Prinzessin auf der Erbse und Tiefschlaf

„Jeder Versuch einer Beherrschung, die nicht freiwillig, nicht aus eigener Geisteskraft des Beherrschenden geschieht, ist nicht nur unheilvoll, sondern macht auch das schließliche Ergebnis zunichte. Das Ziel jeder Seele ist Befreiung und Herrschaft, – Befreiung von der Knechtschaft der Materie und des Gedankens, Herrschaft über die äußere und innere Natur.“
Swami Vivekananda, Raja-Yoga S. 87, Bauer-Verlag, 7. Auflage 1983

Menschen zu etwas zwingen zu wollen, sei die Absicht dahinter auch noch so edel, Menschen also zur eigenen Überzeugung oder Weltanschauung zu nötigen, bringt am Ende nur neues Unglück hervor. Yogins sind seit jeher der Überzeugung, dass in jedem Menschen genug Antrieb vorhanden ist, um immer wieder zu neuen Ufern aufzubrechen, bis alle Hindernisse und Trübungen beseitigt sind.

Sie kennen vielleicht alle das Märchen von der Prinzessin auf der Erbse. Sie, die Prinzessin, schläft schlecht, obwohl ihr ein königliches Lager bereitet wurde. Nur hatte die Königinmutter eine einzige Erbse unter ihre Matratze gelegt. Mit dem Ergebnis, dass der Schlaf nicht erholsam war. Natürlich könnte man das als überkandideltes Wesen einer verzogenen Prinzessin abtun. Die Aussage könnte aber auch anders ausgelegt werden. Dann wäre das Verhalten der Prinzessin ein Gleichnis für den Wunsch unserer Seele, mit nichts weniger als einem königlichen Zustand zufrieden zu sein.

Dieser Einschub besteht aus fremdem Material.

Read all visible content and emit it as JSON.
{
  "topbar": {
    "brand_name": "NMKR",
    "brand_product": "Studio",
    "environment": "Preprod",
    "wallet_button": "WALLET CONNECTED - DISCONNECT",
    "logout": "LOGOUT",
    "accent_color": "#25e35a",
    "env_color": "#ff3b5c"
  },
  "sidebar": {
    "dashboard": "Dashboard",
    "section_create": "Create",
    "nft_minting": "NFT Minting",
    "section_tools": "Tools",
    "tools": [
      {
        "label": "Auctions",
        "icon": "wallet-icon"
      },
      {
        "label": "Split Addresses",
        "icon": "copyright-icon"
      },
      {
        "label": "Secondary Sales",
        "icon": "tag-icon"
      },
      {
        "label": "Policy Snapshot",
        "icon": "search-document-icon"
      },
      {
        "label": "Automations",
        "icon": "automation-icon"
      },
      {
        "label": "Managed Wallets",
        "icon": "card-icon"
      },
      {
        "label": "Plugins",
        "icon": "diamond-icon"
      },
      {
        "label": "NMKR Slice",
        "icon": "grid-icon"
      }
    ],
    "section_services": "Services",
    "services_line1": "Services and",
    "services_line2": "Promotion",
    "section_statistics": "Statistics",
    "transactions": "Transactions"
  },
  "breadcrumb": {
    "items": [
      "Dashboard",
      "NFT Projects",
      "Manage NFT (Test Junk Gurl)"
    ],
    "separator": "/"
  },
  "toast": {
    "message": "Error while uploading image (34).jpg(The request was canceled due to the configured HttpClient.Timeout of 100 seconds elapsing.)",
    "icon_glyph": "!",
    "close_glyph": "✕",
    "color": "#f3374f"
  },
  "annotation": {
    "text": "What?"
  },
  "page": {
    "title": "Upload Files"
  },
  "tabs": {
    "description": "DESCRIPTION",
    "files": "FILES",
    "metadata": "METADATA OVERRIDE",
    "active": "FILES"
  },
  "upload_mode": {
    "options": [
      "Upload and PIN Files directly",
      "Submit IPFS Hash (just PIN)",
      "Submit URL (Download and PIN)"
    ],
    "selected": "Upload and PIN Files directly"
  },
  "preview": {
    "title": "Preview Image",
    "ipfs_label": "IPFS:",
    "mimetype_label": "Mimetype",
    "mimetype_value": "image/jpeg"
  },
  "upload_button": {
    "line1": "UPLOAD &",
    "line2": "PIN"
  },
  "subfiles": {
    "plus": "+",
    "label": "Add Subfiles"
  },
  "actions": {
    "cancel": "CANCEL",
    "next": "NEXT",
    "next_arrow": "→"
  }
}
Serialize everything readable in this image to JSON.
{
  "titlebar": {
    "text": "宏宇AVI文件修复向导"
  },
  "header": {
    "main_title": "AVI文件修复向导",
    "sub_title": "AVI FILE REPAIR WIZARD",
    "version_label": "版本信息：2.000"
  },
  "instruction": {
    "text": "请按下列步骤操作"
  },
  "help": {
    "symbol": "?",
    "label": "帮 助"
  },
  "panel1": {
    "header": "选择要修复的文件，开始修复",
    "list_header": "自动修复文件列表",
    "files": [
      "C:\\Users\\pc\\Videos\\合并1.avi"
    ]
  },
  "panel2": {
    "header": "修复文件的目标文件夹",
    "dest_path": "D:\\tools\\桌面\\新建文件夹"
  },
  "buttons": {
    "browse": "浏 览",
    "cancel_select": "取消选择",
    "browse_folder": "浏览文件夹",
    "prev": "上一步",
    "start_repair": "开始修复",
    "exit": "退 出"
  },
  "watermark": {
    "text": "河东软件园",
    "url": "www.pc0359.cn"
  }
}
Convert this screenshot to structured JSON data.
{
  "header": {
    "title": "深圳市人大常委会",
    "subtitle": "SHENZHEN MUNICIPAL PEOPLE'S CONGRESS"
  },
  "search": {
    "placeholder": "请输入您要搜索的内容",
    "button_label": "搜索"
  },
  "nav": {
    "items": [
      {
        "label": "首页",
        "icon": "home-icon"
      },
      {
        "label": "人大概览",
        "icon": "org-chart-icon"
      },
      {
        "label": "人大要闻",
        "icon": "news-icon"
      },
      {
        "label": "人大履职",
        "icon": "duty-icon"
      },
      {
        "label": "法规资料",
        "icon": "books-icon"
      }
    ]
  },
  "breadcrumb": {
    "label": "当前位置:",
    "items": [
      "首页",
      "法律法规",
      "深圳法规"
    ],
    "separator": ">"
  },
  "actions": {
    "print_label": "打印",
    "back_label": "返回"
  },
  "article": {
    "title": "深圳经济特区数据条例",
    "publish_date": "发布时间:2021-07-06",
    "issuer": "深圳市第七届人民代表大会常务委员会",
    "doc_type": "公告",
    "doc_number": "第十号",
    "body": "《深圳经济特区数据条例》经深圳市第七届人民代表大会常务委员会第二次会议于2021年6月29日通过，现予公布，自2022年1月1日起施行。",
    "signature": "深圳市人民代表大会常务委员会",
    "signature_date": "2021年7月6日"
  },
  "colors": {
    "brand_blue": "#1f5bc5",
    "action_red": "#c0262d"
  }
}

Im Tiefschlaf bleibt nicht ein Gedanke übrig

Unsere Seele bzw. das menschliche Wesen ist so geartet, dass es nur mit wirklicher Freiheit und Beseitigung aller Trübungen zufrieden ist. Alles andere wäre eine Minderung unseres eigentlichen Wesens. Das jedenfalls ist die Auffassung der alten Yogins. Selbst eine Erbse gilt schon als entscheidende Minderung. Vergleichen Sie das Gesagte einmal mit der Auffassung vom Tiefschlaf. Wenn es wirklich Tiefschlaf ist, darf kein Gedanke des Tagesbewusstseins, also auch kein Gedanke von der Wichtigkeit einer einzigen Erbse, übrig bleiben. Sonst ist es nicht Tiefschlaf. Und wenn es nicht Tiefschlaf ist, ist der Schlaf nicht wirklich erholsam.

Dasselbe gilt auch im Zustand der Meditation: solange in unserem Bewusstsein noch ein Gedanke, noch eine Erbse übrig ist, erleben wir noch keine Freiheit des Geistes. Denn dann ist es noch nicht befreiende Meditation (Dhyāna). Und solange sind wir noch nicht zufrieden.

Kein Mensch stellt je sein Glücksstreben ein

Der Mensch sucht ständig weiter, solange er nicht Vairagya (Loslösung) erlebt. Deshalb ist es auch nicht nötig, Menschen zu ihrem Glück zu zwingen. Swami Vivekananda weiß sehr genau, dass jeder Mensch sein Glückstreben nicht einstellt, bevor er nicht wirkliche tiefe Ruhe in sich gefunden hat. Jemanden von außen zu zwingen, seine Gedanken und Wünsche aufzugeben, würde ihn nicht der inneren Freiheit näher bringen, sondern würde ihn im Gegenteil mit neuen Gedanken und Wünschen überladen. Das wäre dann im Ergebnis das Gegenteil von Yoga und Meditation.